Paragraphes de contenu
Texte

Propos recueillis par Benjamin Sèze, journaliste, et Leticia Esquis, jeune précaire.
Photos : Xavier Schwebel

PARCOURS 

 

Marine Jeantet

Marine Jeantet

  • 2002: débute une carrière de médecin en santé publique.
  • 2019 : devient Haut commissaire à la lutte contre la pauvreté, à la Préfecture d’Île-de-France.
  • 2020 : est nommée Déléguée interministérielle à la prévention et à la lutte contre la pauvreté.

LETICIA ESQUIS

  • 2016 : elle signe un Contrat jeune majeur (CJM) et débute des études de sport.
  • 2017 : elle arrête la faculté et se retrouve isolée, sans activité ni relation sociale.
  • 2018 : son CJM prend fin, elle n’a plus aucun revenu.
  • 2019 : elle intègre les ateliers d’insertion du Secours Catholique d’Épinal (Jura).

 

Texte

Leticia Esquis: Si vous étiez une jeune de moins de 25 ans en situation de précarité, sans permis de conduire, sans les ressources nécessaires, financières et matérielles, pour mener un projet professionnel ou d’études, comment imaginez-vous que les choses se passeraient ?

Marine Jeantet : Je pense que je serais perdue. J’imagine que j’irais à la mission locale, car c’est la structure prévue pour les jeunes dans cette situation. Mais il y en d’autres, comme le Point écoute jeune, ou celles mises en place par les collectivités territoriales, sous différents noms. L’offre est multiple et il n’est pas évident de s’y repérer.

Je pense aussi que j’aurais besoin d’être rassurée. Parfois, quand on va dans des endroits où on est censé nous accueillir, c’est compliqué. Il faut prendre rendez-vous, arriver à l’heure, on nous demande déjà d’avoir un projet professionnel alors qu’on ne sait pas où on veut aller ni ce qu’on veut faire.

Ce sont des jeunes cabossés, qui ont connu des mésaventures, y compris avec les institutions. Il y a donc une grande défiance de leur part envers celles-ci : « Est-ce que vous voulez vraiment m’aider ? » demandent-ils. Le préalable à toute relation, avant de leur demander quoi que ce soit, est donc de créer un lien de confiance.

Cela ne se fait pas en deux minutes. Il faut être disponible pour eux quand ils arrivent. Ce qui n’est pas si simple à organiser du point de vue des institutions. En tant que conseiller, vous n’êtes pas payé juste à attendre le jeune. Il faut ensuite s’intéresser à lui, poser des questions et faire émerger des besoins. Et pour une partie d’entre eux, il faut aller vers eux, car ils sont dans une logique d’aller nulle part.

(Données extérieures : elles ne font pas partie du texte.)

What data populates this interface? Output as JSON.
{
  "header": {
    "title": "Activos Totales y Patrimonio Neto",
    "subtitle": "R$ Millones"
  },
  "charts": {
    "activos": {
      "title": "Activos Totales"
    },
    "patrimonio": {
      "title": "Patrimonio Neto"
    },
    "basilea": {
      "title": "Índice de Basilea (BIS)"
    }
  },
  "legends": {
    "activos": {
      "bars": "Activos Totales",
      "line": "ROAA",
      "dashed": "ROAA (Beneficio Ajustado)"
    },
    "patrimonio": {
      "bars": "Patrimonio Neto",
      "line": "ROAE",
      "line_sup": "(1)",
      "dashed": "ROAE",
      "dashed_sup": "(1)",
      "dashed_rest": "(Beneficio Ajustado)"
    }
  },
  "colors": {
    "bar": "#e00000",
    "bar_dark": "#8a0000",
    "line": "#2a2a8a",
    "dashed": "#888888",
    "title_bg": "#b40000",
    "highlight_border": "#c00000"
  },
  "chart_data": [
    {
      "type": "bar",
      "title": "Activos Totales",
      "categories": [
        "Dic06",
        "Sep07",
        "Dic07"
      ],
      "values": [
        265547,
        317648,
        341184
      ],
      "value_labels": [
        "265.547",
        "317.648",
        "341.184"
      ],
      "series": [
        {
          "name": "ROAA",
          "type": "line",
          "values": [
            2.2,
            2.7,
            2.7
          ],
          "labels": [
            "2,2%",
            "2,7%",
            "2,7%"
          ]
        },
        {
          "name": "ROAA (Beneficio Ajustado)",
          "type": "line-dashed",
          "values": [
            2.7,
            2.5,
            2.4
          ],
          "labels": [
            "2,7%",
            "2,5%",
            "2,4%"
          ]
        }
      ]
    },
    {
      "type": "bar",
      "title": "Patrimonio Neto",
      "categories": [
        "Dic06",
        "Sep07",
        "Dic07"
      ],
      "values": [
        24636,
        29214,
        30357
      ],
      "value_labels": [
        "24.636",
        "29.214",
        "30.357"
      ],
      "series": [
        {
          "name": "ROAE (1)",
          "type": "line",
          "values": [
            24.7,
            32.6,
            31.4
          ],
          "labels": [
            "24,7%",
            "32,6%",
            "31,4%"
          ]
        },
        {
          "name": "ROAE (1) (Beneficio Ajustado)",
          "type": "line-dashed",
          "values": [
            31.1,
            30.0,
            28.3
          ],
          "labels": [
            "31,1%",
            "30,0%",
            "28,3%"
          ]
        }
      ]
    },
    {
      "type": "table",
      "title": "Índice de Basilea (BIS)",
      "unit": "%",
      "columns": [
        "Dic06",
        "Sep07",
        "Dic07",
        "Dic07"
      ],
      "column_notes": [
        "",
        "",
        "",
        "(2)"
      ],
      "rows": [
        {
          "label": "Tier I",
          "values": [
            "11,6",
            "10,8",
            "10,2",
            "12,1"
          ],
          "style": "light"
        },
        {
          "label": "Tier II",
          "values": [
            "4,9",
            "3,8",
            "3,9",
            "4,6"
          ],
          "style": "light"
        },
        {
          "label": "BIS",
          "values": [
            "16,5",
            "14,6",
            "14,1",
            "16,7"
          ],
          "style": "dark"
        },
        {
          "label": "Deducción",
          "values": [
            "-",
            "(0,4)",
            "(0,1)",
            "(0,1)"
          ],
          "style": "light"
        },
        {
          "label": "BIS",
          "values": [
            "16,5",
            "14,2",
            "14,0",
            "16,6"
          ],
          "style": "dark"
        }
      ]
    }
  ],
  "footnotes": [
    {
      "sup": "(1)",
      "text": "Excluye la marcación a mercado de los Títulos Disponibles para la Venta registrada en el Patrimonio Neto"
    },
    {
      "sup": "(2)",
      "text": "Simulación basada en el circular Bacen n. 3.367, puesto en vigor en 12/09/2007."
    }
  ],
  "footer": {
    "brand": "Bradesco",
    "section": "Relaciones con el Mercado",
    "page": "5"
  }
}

Les jeunes les plus en difficulté, sans soutiens familiaux ou amicaux, ne sont pas bien connus de nos institutions ministérielles. Et ce n’est pas évident de recueillir des informations, car ces jeunes sont gérés par des acteurs très différents. Néanmoins, nous savons qu’il y a au moins entre 100 000 et 150 000 jeunes qui sont en très grande difficulté, donc relativement marginalisés et qu’on a du mal à atteindre. Ce que nous souhaitons faire, avec le Contrat d’engagement jeune, c’est d’arriver à les capter.

Les jeunes les plus en difficulté, sans soutiens familiaux ou amicaux, ne sont pas bien connus de nos institutions ministérielles.

 

L.E. : Comment donner envie à ces jeunes d’adhérer à ce dispositif ? Qu’a-t-il de plus attractif que les autres ? 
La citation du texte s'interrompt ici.